Economy v. Environment Directly at Issue in Lifting of Drilling Ban
As oil continues to gush into the gulf — more bad news on that front today — a federal judge with financial ties to the oil drilling industry has issued an injunction lifting the federal government’s moratorium on deepwater drilling in the Gulf. The legal intricacies of the lifting of the ban, while interesting to law nerds, are in my view completely subservient to the values clash the court case raises. The judge made that clear in his order lifting the ban: “oil and gas production is quite simply elemental to Gulf communities.” The judge noted that almost 12,000 jobs are tied to deep water drilling, many of them at risk if deep water drilling is suspended.
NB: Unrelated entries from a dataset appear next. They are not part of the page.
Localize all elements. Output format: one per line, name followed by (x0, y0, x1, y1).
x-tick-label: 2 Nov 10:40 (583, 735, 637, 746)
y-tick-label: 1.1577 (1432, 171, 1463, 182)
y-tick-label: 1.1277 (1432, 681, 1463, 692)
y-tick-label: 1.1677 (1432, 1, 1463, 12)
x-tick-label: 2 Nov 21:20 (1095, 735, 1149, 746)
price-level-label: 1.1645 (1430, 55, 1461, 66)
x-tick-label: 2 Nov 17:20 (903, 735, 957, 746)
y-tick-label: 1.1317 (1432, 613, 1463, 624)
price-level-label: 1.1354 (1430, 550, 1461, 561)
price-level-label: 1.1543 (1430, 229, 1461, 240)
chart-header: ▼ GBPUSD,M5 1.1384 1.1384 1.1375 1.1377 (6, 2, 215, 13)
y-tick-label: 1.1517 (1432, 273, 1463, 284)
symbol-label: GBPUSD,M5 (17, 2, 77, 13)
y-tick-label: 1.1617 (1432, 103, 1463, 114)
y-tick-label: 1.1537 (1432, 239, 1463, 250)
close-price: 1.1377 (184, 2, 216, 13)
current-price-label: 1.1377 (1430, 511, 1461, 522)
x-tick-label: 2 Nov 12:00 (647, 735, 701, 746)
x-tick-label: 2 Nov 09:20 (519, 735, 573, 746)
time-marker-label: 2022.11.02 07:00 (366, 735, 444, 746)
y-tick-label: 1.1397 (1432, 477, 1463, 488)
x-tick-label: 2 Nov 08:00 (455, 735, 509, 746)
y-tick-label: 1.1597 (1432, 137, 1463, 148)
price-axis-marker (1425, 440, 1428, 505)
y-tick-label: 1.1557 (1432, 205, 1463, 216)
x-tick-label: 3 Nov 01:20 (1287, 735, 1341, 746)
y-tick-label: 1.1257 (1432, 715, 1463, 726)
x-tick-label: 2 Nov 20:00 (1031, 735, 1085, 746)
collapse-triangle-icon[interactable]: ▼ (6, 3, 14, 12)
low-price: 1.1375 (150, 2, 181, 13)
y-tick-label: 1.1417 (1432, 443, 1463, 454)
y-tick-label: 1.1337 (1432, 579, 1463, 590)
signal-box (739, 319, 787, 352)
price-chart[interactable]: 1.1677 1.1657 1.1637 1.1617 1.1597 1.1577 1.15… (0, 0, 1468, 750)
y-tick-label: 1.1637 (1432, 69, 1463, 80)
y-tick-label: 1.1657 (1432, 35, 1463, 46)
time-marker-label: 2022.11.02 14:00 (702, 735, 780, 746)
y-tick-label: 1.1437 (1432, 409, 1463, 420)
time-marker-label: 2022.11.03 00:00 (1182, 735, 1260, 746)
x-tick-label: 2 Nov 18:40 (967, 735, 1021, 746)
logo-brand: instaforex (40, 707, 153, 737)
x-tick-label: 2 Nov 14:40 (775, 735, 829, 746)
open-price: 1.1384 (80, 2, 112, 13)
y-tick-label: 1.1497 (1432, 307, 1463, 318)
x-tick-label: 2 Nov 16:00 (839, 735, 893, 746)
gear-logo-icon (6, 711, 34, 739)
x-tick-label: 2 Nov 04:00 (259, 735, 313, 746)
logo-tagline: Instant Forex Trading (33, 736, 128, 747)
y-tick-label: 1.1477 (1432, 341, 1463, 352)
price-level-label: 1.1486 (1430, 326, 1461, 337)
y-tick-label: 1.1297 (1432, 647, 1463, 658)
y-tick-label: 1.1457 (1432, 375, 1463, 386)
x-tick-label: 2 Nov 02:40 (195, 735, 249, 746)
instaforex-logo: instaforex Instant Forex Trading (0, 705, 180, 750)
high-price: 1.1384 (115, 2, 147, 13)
The Gulf spill is tragic on so many grounds. Obviously, the environmental harms — the polluting of vital and delicate wetlands, the killing of animals, the potential massive harm to underwater ecosystems — are almost beyond comprehension. Then there’s the economic loss to those dependent on the environmental resources of the Gulf — the fishermen and women, owners and employees of tourism-related businesses and so forth. But our heavy dependence on domestic oil sources creates an industry of businesses and employees whose livelihood comes from exploiting our thirst for oil, and abrupt changes to the status quo through the halting of deepwater drilling causes real economic hardship to them as well (harm that BP isn’t likely to be held accountable for). One of the compelling reasons to get started regulating greenhouse gas emissions is to provide a slow but predictable transition away from carbon intensive fuels. Waiting not only ups the costs but requires quicker and more painful cuts (and of course increases the political pressure to maintain the status quo). The judge may not ultimately have his way in lifting the drilling moratorium. Secretary Salazar has indicated he will issue a new order that provides more evidence of the need for a suspension of deep water drilling and the judge’s order is almost certainly going to be appealed. But his order highlights yet another tragedy of the Gulf spill, the economic losses the region is likely to experience from an abrupt end to a very risky business.